Reputation: 1
This a Google interview questions that is now a problem in Google's Foundations of Programming course. I was trying to understand the solution to the following problem:
"Given a string S and a set of words D, find the longest word in D that is a subsequence of S. Word W is a subsequence of S if some number of characters, possibly zero, can be deleted from S to form W, without reordering the remaining characters. Note: D can appear in any format (list, hash table, prefix tree, etc. For example, given the input of S = "abppplee" and D = {"able", "ale", "apple", "bale", "kangaroo"} the correct output would be "apple" "
So the main doubt I have is in the section the specifies An Optimal method O(N+L) for small alphabet. In the previous approach i.e O(N + L log N), the author builds a hash table mapping characters -> sorted indexes in String
So for "abppple", the hash table is:
a -> [0]
b -> [1]
p -> [2,3,4]
l -> [5]
e -> [6]
In the optimal approach for small alphabet, it is mentioned using a dense vector representation instead of the above sparse vector representation.
p -> [2, 2, 3, 4, -1, -1, -1, -1]
What are they trying to represent? The string S = "abppplee" does have 8 characters but I don't get what the dense vector is representing? Is it an error or am I missing something?
Thank you.
Upvotes: 0
Views: 954
Reputation: 13087
As far as I understand it, this vector should address the question (with Y
set to character p)
Given my last matched character was at index X and my next character to match is Y, where does this match occur?
In other words, if you are at index i
in the original string, the element of the vector p[i]
tells you where is the closest next character p in the string.

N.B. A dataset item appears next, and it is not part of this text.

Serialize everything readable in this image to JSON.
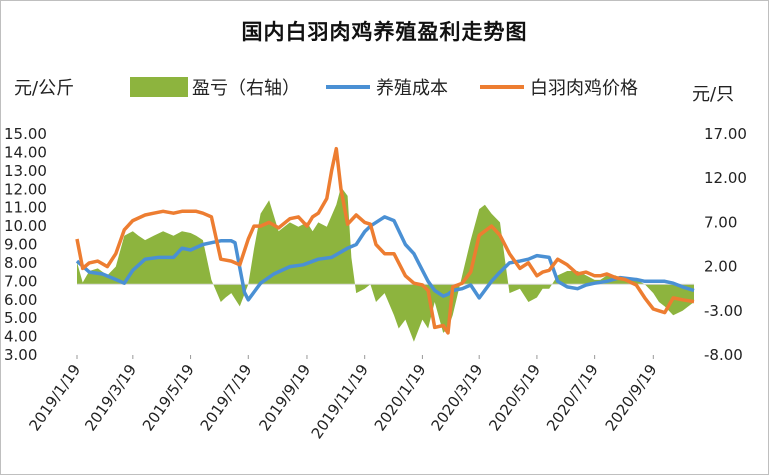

To be more specific, the original string is s=abppplee
and we want to verify:
p -> [2, 2, 3, 4, -1, -1, -1, -1]
This means that if we are at index 0
, the closest p is at index 2
. For index 1
, the closest p is also at 2
. If we are at index 2
, the closest next p is at position 3
, etc. The values -1
signify that there is no p in the rest of the string (for example at position 4
, the remaining characters are indeed just lee
, thus there is no p).
Upvotes: 1